The rapt audience packed into Revolution Books on July 26 was all ages, all nationalities, different backgrounds. Some were friends of Revolution Books, some were fans of Wallace Shawn. Two dozen volunteers from the BAsics Bus Tour had come straight from the streets that day, taking revolution and Bob Avakian's book BAsics into Brownsville, East New York, and the Bronx. These are neighborhoods where people have been literally abandoned by the system, and where the contradictions of this society are the sharpest.

The night was one of intense engagement for everyone. Several people bought a copy of the play on the spot. Some of the bus tour volunteers, who had themselves grown up in harsh circumstances, said they'd never heard someone from the stratum of The Fever's protagonist grapple with these questions.

"The voluptuous field that was given to me—how did I come to be given that one, and not the one that was black and barren? Yes, it happened like that because before I was born, the fields were apportioned, and some of the fields were pieced together. Not by chance, not by fate. The fields were pieced together one by one, by thieves, by killers. Over years, over centuries, night after night, knives glittering, throats cut, again and again, until the beautiful Christmas morning we woke up, and our proud parents showed us the gorgeous, shining, blood-soaked fields which now were ours..."

The Fever

After the performance, Andy Zee, spokesperson for Revolution Books, took the stage: "You have not woken up in a foreign country. But you have woken up in Revolution Books. As we let David's performance wash over us, and the implications steep, consider this: it is true that each of us did not choose to be born in a country at the top of the world food chain, did not choose the circumstances that caused some people's parents or grandparents to flee to the U.S. because of what imperialism had wrought in their country of birth, and caused others' parents to bequeath them the 'voluptuous fields.' The savage inequalities that characterize our world were not our choice. But they are the real and killing consequence of history for billions of people throughout the planet, and for the planet itself. What is our choice is what we do with what we know of the world. Whether or not people go on with their American lives and ignore the grinding up of humanity right here and around the world—or instead join with others to contribute to bringing to a radically better new future. This is up to us."

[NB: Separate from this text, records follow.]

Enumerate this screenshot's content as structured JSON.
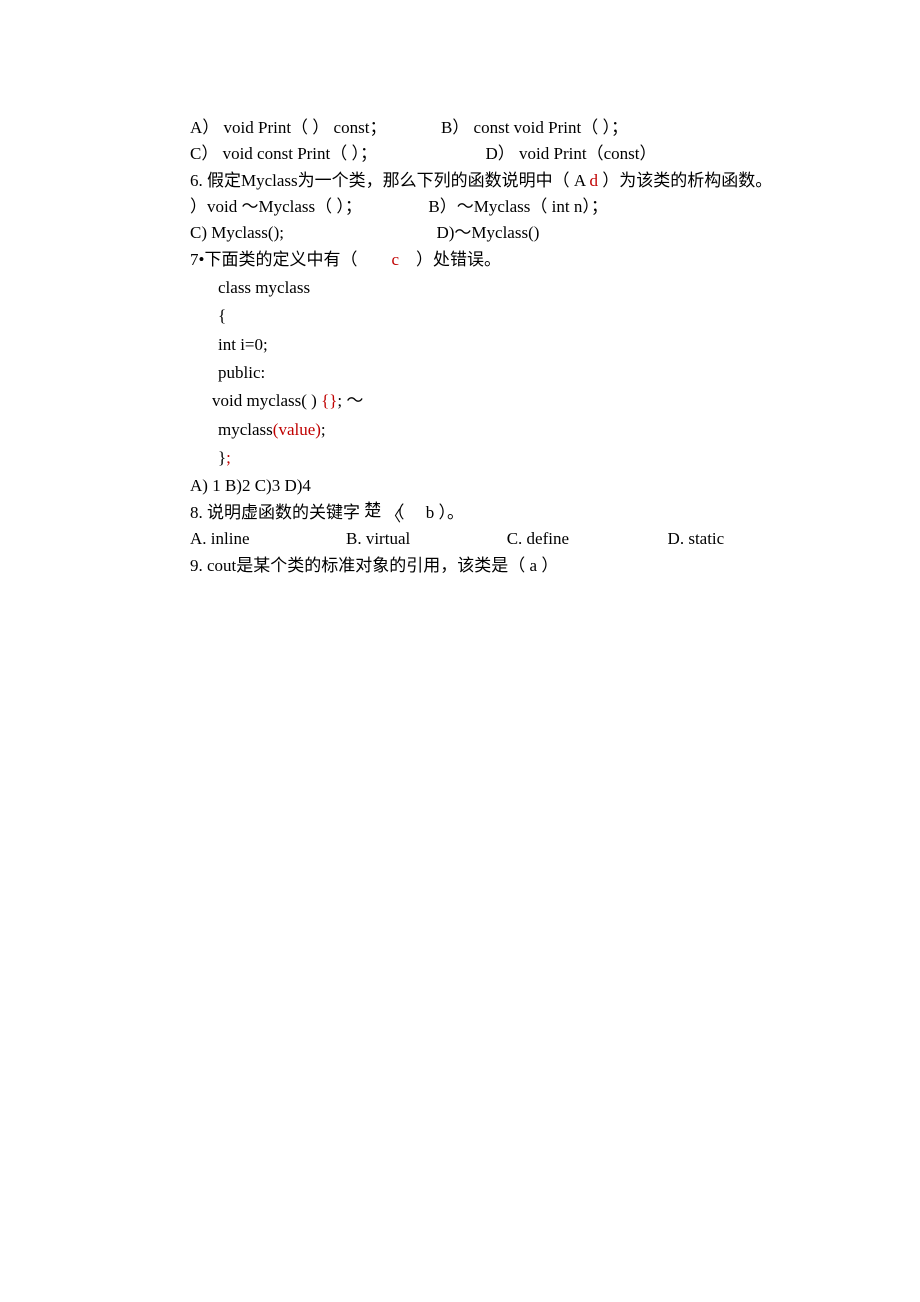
{
  "l1_a": "A）   void Print（ ） const；",
  "l1_b": "B） const void Print（ ）；",
  "l2_c": "C） void const Print（ ）；",
  "l2_d": "D） void Print（const）",
  "q6_pre": "6. 假定Myclass为一个类，那么下列的函数说明中（ A  ",
  "q6_red": "d",
  "q6_post": "     ）为该类的析构函数。",
  "q6_opt1a": " ）void 〜Myclass（ ）；",
  "q6_opt1b": "B）〜Myclass（ int n）；",
  "q6_opt2a": "C) Myclass();",
  "q6_opt2b": "D)〜Myclass()",
  "q7_pre": "7•下面类的定义中有（　　",
  "q7_red": "c",
  "q7_post": "　）处错误。",
  "code1": "class myclass",
  "code2": "{",
  "code3": "int i=0;",
  "code4": "public:",
  "code5a": "void myclass( )",
  "code5b": " {}",
  "code5c": "; 〜",
  "code6a": "myclass",
  "code6b": "(value)",
  "code6c": ";",
  "code7a": "}",
  "code7b": ";",
  "q7_opts": "A) 1        B)2        C)3        D)4",
  "q8_a": "8. 说明虚函数的关键字  ",
  "q8_b": "楚",
  "q8_c": "（　 b ）。",
  "q8_opts_a": "A. inline",
  "q8_opts_b": "B. virtual",
  "q8_opts_c": "C. define",
  "q8_opts_d": "D. static",
  "q9": "9.   cout是某个类的标准对象的引用，该类是（ a ）"
}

The play forces the audience to deal with the protagonist's agonizing dilemma of who to stand with: the poor or the privileged. Wallace Shawn unfolds yet another level to the question. As Andy posed it: "Can you overcome the savage inequalities in the world—the millions who starve and die of preventable disease, etc.—without suppressing people's freedom and creativity and initiative? Or can you create a revolutionary society which will give expression to that—innovation, artistic flourishing—while meeting the needs of all the people, including the vast majority who for so long have been cut out of the world of ideas? Confronting this contradiction in a new way is a major aspect of the new synthesis of communism being developed by Bob Avakian—which is at the core of Revolution Books..."

* * *

A bookstore volunteer, who was probably not born when The Fever was first performed by Wallace Shawn in 1990, said after the play, "It was incredible. That was about everything I've been going through for the past six months, everything I've been confronting about the world and my place in it..."

One person in the audience, a writer who performed one-man shows in the '80s, said, "That hour and a half lives with you for a long time. It is really difficult to capture an audience and hold them like that. But this was seamless story-telling, we felt that we're in on this."

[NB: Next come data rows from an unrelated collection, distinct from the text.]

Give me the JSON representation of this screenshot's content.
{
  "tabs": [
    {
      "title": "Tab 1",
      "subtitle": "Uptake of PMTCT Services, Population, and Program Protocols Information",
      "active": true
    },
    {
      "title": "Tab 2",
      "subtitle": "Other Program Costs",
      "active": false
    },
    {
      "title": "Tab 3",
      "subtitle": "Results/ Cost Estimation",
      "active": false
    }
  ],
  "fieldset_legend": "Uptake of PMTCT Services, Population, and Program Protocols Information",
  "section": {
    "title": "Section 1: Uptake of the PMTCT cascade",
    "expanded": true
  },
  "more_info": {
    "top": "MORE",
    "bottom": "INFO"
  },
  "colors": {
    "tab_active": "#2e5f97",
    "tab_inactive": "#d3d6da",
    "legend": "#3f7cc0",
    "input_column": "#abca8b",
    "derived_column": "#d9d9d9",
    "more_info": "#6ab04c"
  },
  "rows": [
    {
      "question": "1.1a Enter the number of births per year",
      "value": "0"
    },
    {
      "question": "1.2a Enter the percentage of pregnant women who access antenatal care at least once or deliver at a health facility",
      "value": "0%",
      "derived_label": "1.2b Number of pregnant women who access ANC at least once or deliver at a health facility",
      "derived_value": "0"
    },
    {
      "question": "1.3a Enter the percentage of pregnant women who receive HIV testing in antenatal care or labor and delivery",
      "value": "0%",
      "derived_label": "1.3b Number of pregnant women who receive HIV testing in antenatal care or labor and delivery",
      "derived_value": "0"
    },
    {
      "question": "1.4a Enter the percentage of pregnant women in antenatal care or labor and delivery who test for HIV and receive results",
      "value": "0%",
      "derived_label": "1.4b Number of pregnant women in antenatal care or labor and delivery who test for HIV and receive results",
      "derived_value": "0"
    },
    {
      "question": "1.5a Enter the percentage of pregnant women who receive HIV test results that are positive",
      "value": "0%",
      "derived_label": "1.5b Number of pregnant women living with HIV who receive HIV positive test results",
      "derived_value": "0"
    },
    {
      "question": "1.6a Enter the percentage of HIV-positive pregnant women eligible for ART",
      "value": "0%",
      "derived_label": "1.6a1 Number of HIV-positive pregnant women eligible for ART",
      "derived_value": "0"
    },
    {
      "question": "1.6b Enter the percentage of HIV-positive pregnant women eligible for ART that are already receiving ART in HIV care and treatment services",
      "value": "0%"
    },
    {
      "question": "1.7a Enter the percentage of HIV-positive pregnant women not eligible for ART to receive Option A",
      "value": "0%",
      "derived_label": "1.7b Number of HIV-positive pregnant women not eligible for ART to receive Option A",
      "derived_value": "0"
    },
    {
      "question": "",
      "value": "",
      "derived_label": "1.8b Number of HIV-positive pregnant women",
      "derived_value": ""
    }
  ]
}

The evening raised $1,500 for Revolution Books through tickets and donations. This took the bookstore to $10,000 of its $40,000 goal needed by the fall. Much of the work in promoting the play was done by new volunteers, people in theater and film who want to save the store, who love Wallace Shawn or who read this play and were blown away. The press work was done by a playwright, actor and former news reporter who answered a call sent to theater organizations for a volunteer to promote the event.

This performance of The Fever is the first of several benefit theater evenings at Revolution Books. On August 23, the bookstore will present the second in the series: Broadway actor Mike Milligan performing his new piece Mercy Killers, a one-person play about a man confronting his wife's terminal illness in a society where there's no right to decent health care, to shelter... no right to live or die like a human being.